For instance, if a user purchases 50 cylinders per month on average, and averages a 500 cylinder end-of-month balance, it takes ten months for a cylinder to travel through the facility. Assuming the same user pays $5 in rental per cylinder, it amounts to $2,500 per month or $30,000 per year. A reduction in cylinder turn from ten to five months would result in $15,000 in cost savings per year. Again, if the gas supplier is delivering gases a few times a week, even five months inventory may be excessive.
Implementing better cylinder replacement procedures can help realize even more incremental savings. For liquid cryogen applications, end-users are often willing to ignore costs if they can be assured of greater security for their research projects. On the surface, this is understandable. Their life's work is literally in those freezers, and a disruption in service or contamination can put millions of dollars and years of research at risk. For this reason, end- users may tend to replace cryogen cylinders sooner than necessary.
For example, a facility will often replace liquid nitrogen cylinders on a Friday afternoon to ensure an adequate supply over the weekend, even though the container may be half full. But a properly designed automated gas supply system can help to better manage the changeover, leading to more efficient use of the product and added security. For both liquid containers and high-pressure gas cylinders, a manifold system can automatically facilitate the changeover when the container has the lowest possible product. Users can then replace the "empty" cylinder while the backup is in use. In a high-pressure gas system, this typically saves the equivalent of one free cylinder for every six purchased. In a liquid system, some users have reduced cryogen waste by as much as 50 percent without sacrificing a secure supply. The system also ensures that the back-up cylinder is automatically engaged when the cylinder in use runs low, ensuring a constant supply and reducing the potential for human error.

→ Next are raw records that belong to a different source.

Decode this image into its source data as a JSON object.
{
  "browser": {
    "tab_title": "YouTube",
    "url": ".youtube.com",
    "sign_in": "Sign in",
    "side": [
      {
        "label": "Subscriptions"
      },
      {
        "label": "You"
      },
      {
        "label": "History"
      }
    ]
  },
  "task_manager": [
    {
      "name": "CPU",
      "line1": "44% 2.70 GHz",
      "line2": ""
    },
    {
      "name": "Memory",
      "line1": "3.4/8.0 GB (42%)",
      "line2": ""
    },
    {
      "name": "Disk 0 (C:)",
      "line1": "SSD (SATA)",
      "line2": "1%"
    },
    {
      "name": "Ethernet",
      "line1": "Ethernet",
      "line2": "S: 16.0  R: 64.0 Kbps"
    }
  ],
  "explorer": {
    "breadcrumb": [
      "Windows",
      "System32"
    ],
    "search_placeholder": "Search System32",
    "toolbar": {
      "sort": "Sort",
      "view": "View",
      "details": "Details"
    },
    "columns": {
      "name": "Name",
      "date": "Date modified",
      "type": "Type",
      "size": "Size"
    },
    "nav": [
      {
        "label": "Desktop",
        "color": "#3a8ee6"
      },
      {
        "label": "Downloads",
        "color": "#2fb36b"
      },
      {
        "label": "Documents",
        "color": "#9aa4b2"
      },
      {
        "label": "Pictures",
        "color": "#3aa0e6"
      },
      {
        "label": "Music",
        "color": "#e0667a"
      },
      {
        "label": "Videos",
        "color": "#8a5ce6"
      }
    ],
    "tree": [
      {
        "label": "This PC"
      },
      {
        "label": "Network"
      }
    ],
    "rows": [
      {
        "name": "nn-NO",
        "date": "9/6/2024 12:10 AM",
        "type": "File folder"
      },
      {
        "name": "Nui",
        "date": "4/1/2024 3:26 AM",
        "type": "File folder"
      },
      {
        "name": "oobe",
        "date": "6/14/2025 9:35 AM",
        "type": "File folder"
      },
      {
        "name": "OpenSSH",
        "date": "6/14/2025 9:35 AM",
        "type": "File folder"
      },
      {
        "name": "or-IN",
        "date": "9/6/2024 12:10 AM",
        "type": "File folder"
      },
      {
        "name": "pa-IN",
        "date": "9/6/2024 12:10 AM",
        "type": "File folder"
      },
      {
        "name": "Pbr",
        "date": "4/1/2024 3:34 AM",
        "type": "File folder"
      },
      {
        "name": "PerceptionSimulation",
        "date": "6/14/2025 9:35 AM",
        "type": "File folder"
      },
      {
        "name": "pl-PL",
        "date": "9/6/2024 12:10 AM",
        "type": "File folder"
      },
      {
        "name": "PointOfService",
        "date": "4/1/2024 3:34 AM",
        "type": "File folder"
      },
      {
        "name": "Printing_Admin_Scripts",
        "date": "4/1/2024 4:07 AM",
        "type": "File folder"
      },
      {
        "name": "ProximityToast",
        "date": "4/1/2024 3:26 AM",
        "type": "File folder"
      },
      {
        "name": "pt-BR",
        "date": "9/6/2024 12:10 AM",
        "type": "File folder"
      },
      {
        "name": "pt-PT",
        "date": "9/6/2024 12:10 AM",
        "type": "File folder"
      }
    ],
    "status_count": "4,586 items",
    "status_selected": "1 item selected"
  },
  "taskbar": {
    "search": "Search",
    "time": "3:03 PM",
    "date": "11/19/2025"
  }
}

Another source of savings is the use of appropriate backup systems. Many mechanical refrigeration systems use liquid carbon dioxide cylinders as a backup. The need to protect years of research stored in the freezer is considered far more important than the added cost of backup cryogens. Companies often prematurely replace backup cylinders to ensure a sufficient supply is available in the event of a mechanical failure.
One pharmaceutical company had 30 mechanical freezers in one room, each with its own high-pressure carbon dioxide back-up cylinder with a dip-tube to draw liquid cryogen from the cylinder. Because the laboratory could not effectively gauge volume within the cylinders, they were changed every month regardless of the amount of cryogen remaining. At roughly $30 a cylinder, approximately $900 per month was spent in direct costs alone. Each cylinder change took approximately 20 minutes, adding additional labor costs and work interruptions.
The problem was solved by placing a simple scale under each cylinder. Cylinder weight was then used to determine if they were full or empty. By actively monitoring the levels of cryogen in the cylinders, the company saved approximately $10,800 per year in excess product costs.
Laboratories need to consider the impact of supply mode on their operations. Witnessing a scientist wrestling with a cylinder is a sure sign that the laboratory has not implemented the most effective supply chain solution. Rather than a decentralized system of cylinders, laboratories can centralize supply with a micro-bulk or bulk delivery program. These larger-volume supply modes use liquid tanks located within the building or outside. Liquid nitrogen can then be efficiently piped to each point of use at a lower cost per standard cubic foot (SCF) (Table 1). The supplier then refills the tank onsite, eliminating the need to move cylinders or return residual product in "empty" cylinders. Although there can be an initial investment to provide a decentralized gas system, they usually pay for themselves.
Table 1. Gas Supply Options
In general, facilities using more than 5,000 SCF per month of cylinder gas or 61 gallons of cryogen are good candidates for a micro-bulk system. Those using in excess of 45,000 SCF per month or 500 gallons of cryogen can consider bulk supply. However, the feasibility of a mode change is influenced by the layout and location of the laboratory. Typically, facilities located on a ground floor, close to outside walls, and with adequate access for delivery vehicles are ideally suited for bulk or micro-bulk supply. The cost for vacuum-jacketed piping is usually not a major concern when piping runs are short, but costs increase as the distance increases to the point of use.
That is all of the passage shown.